MOORE v. REO PROPERTIES ACCREDITED HOME LENDERS, INC.
Angela Moore appeals the trial court's grant of a writ of possession in favor of REO Properties Accredited Home Lenders, Inc. Moore, acting pro se, contends, among other things, that the original sale of the property to her was fraudulent, that the property was wrongfully foreclosed, that REO did not have the legal right to foreclose on the subject property, that she failed to receive proper notice of the dispossessory, and that the trial court failed to hold a hearing on the dispossessory. We reverse and remand for a reason not argued by Moore.
We start by holding that Moore's enumerations of error fail for six reasons. First, “challenges to a foreclosure sale cannot be asserted as a defense in a subsequent dispossessory proceeding.” Vines v. LaSalle Bank Nat. Assn., 302 Ga.App. 353, 691 S.E.2d 242 (2010), and cases cited therein. Second, “[c]laimed defects in the landlord's title to premises cannot be raised as a defense to a proceeding for possession under OCGA § 44–7–50 et seq.” (Citation and punctuation omitted.) Sanders v. Daniel, 302 Ga.App. 350, 351(1), 691 S.E.2d 244 (2010). Third, the record shows that Moore was provided notice dated July 30, 2008 of a trial to be held at 9:00 a.m. on August 13, 2008, and Moore has not shown how this notice was flawed. Fourth, the court's order indicates that Moore appeared at a trial and that the court heard and considered evidence, and, therefore, Moore's claim that the court failed to hold a hearing is not supported by the record. Fifth, Moore has failed to include a transcript of the trial, which precludes our review of any claim of error arising out of the trial.1 When a transcript of the evidence is necessary, as it is here, and the appellant omits it from the record or fails to submit a statutorily authorized substitute, we must assume that the evidence supported the grant of a writ of possession. As the appellant, Moore had the burden to affirmatively show error by the record. This she failed to do. Bradley v. JPMorgan Chase Bank, 289 Ga.App. 704, 706, 658 S.E.2d 240 (2008). See also Miley v. Thornburg Mtg. Home Loans, 294 Ga.App. 140, 141, 668 S.E.2d 560 (2008). Sixth, Moore has failed to provide citations to authority or references to the record to support her enumerations of error. Court of Appeals Rule 25(c)(2)(i) provides that “ [e]ach enumerated error shall be supported in the brief by specific reference to the record or transcript. In the absence of such reference, the Court will not search for or consider such enumeration.” Moreover, allegations of fact appearing only in appellate briefs and unsupported by evidence in the record will not be considered on appeal. Miley, 294 Ga.App. at 141, 668 S.E.2d 560.
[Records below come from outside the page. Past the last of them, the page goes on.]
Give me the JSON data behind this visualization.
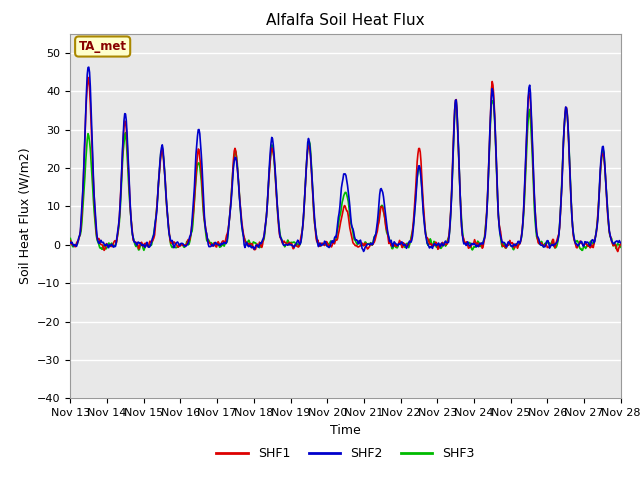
{
  "title": "Alfalfa Soil Heat Flux",
  "ylabel": "Soil Heat Flux (W/m2)",
  "xlabel": "Time",
  "ylim": [
    -40,
    55
  ],
  "yticks": [
    -40,
    -30,
    -20,
    -10,
    0,
    10,
    20,
    30,
    40,
    50
  ],
  "colors": {
    "SHF1": "#dd0000",
    "SHF2": "#0000cc",
    "SHF3": "#00bb00"
  },
  "legend_labels": [
    "SHF1",
    "SHF2",
    "SHF3"
  ],
  "xtick_labels": [
    "Nov 13",
    "Nov 14",
    "Nov 15",
    "Nov 16",
    "Nov 17",
    "Nov 18",
    "Nov 19",
    "Nov 20",
    "Nov 21",
    "Nov 22",
    "Nov 23",
    "Nov 24",
    "Nov 25",
    "Nov 26",
    "Nov 27",
    "Nov 28"
  ],
  "annotation_text": "TA_met",
  "annotation_fg": "#880000",
  "annotation_bg": "#ffffcc",
  "annotation_edge": "#aa8800",
  "plot_bg_color": "#e8e8e8",
  "grid_color": "#ffffff",
  "title_fontsize": 11,
  "axis_label_fontsize": 9,
  "tick_label_fontsize": 8,
  "legend_fontsize": 9
}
Nevertheless, we reverse and remand because of a fatal discrepancy between the name of the plaintiff in the order below and the name of the appellee, which is made plain by the appellee's own filings. The dispossessory warrant in this case was filed by “Accredited REO Properties, LLC.” There is no evidence that the plaintiff changed its name during the proceedings and nothing in the record to show that any other parties were added to the suit. Yet, the final order, which was presented by the attorney for the plaintiff, shows the name of the plaintiff to be “REO Properties Accredited Home Lenders, Inc.” It may be that something happened at the trial to correct an improper name. Nevertheless, on appeal, the plaintiff asserts again that its name is “Accredited REO Properties, LLC.” Thus, if that is the correct name, the order below is fatally flawed in that it grants a dispossessory to a different entity. We therefore reverse and remand for a hearing on the proper name of the party plaintiff, for correction of any errors in the record, and for further proceedings consistent with this opinion. Cf. Brand v. Southern Employment Svc., 247 Ga.App. 638, 639, 545 S.E.2d 67 (2001).
Judgment reversed and case remanded with instruction.
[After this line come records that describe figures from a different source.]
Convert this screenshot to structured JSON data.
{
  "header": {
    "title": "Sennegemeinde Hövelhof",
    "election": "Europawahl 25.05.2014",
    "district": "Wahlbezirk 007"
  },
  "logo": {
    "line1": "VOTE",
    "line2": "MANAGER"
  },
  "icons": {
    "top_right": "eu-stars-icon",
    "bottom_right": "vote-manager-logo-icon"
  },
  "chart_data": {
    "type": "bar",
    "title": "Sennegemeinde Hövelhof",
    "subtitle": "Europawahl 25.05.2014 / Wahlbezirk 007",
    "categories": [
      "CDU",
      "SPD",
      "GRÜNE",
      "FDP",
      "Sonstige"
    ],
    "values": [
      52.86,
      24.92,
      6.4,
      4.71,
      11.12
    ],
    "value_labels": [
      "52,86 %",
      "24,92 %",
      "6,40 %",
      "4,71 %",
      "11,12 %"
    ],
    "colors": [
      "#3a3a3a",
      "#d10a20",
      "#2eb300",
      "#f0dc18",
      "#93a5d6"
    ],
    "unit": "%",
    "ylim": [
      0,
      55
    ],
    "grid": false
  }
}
1. It was Moore's responsibility to obtain a court reporter for the hearing. “[I]t [is] not incumbent upon the trial judge to arrange for the official reporter to take down the evidence at the ․ hearing[, and] [t]he law does not mandate that every civil case be reported. [Cits.]” Savage v. Savage, 234 Ga. 853, 854, 218 S.E.2d 568 (1975) (interpreting former Code Ann. § 6–805). See also Quarterman v. Weiss, 212 Ga.App. 563(1), 442 S.E.2d 813 (1994) (citing Savage in a dispossessory action).
SMITH, P.J., and MIKELL, J., concur.